3.5        Any transfers of personal data to a third-party outside of the EEA shall only be carried out on documented instructions from the Controller; unless required to do so by Union or Member State law. Where such a legal requirement exists, the Processor shall inform the Controller of that legal requirement before processing.

3.6        The Processor shall maintain records of processing activities in writing, including in electronic form and shall make the record available to the supervisory authority on request

3.7        When assessing the appropriate level of security and the subsequent technical and operational measures, the Processor shall consider the risks presented by any processing activities, in particular from accidental or unlawful destruction, loss, alteration, unauthorised disclosure of, or access to personal data transmitted, stored or otherwise processed.

4.    Obligations and Rights of the Controller

4.1        The Controller is responsible for verifying the validity and suitability of the Processor before entering into a business relationship.

4.2        The Controller shall comply with all applicable parts of the Data Protection Legislation.

4.3        The Controller will ensure that it has all necessary appropriate consents and notices in place to enable lawful transfer of the personal data to the Processor for the duration and purposes of this agreement, and for the processing of that personal data as envisaged by this agreement.

4.4        The Controller will ensure that the personal data transferred under this agreement is accurate and is solely responsible for the accuracy of the personal data transferred to the Processor.

4.5        The Controller shall refrain from providing instructions which are not in accordance with applicable laws and, in the event that such instructions are given, the Processor is entitled to resist carrying out such instructions.

4.6        Where the Controller has authorised the use of any sub-processor by the Processor, the details of the sub-processor will be added to Schedule 2 of this agreement by the Processor.

5.    Penalties & Termination

5.1        By signing this agreement, the parties confirm that they understand the legal and enforcement actions that they may be subject to should they fail to uphold the agreement terms or breach the Data Protection Laws.

5.2        The Controller or Processor can terminate this agreement with the written consent of both parties.

6.    General Information

6.1        The provisions of this agreement are in addition to the Principal Contract.
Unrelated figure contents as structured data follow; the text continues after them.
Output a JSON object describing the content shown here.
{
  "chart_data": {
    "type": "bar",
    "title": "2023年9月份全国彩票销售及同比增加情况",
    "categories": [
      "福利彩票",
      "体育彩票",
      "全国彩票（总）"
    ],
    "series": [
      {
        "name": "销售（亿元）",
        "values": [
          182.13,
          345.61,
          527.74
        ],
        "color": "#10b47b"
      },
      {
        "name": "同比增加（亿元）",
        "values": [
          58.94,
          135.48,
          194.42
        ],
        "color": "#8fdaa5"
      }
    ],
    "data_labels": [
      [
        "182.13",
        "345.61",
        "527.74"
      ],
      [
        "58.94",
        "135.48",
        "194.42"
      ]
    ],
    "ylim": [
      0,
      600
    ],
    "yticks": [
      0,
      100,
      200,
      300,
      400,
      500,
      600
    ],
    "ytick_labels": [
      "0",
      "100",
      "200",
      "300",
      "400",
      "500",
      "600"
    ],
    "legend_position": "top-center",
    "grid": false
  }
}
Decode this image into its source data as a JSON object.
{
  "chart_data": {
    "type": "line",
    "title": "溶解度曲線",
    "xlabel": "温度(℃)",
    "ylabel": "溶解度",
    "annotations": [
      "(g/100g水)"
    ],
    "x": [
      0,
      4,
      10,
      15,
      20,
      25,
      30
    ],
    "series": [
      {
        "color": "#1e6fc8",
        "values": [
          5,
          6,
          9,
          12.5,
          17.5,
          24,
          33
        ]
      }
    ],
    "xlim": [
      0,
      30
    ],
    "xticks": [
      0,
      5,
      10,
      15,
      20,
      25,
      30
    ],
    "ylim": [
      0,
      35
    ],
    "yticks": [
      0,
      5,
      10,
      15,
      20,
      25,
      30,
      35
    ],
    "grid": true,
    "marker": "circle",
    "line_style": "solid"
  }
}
In the event of a conflict or ambiguity between this document and the Principal Contract, the provisions of this agreement shall prevail.

6.2        No third party shall have any rights to enforce any of the terms of this agreement, whether under the Contracts (Rights of Third Parties) Act 1999 or otherwise.

6.3        Variation of the Contract shall only be effective if it is in writing and signed on behalf of both parties.

6.4        Each of the clauses of these Terms operates separately. If any court or relevant authority decides that any of them are unlawful or unenforceable, the remaining clauses will remain in full force and effect.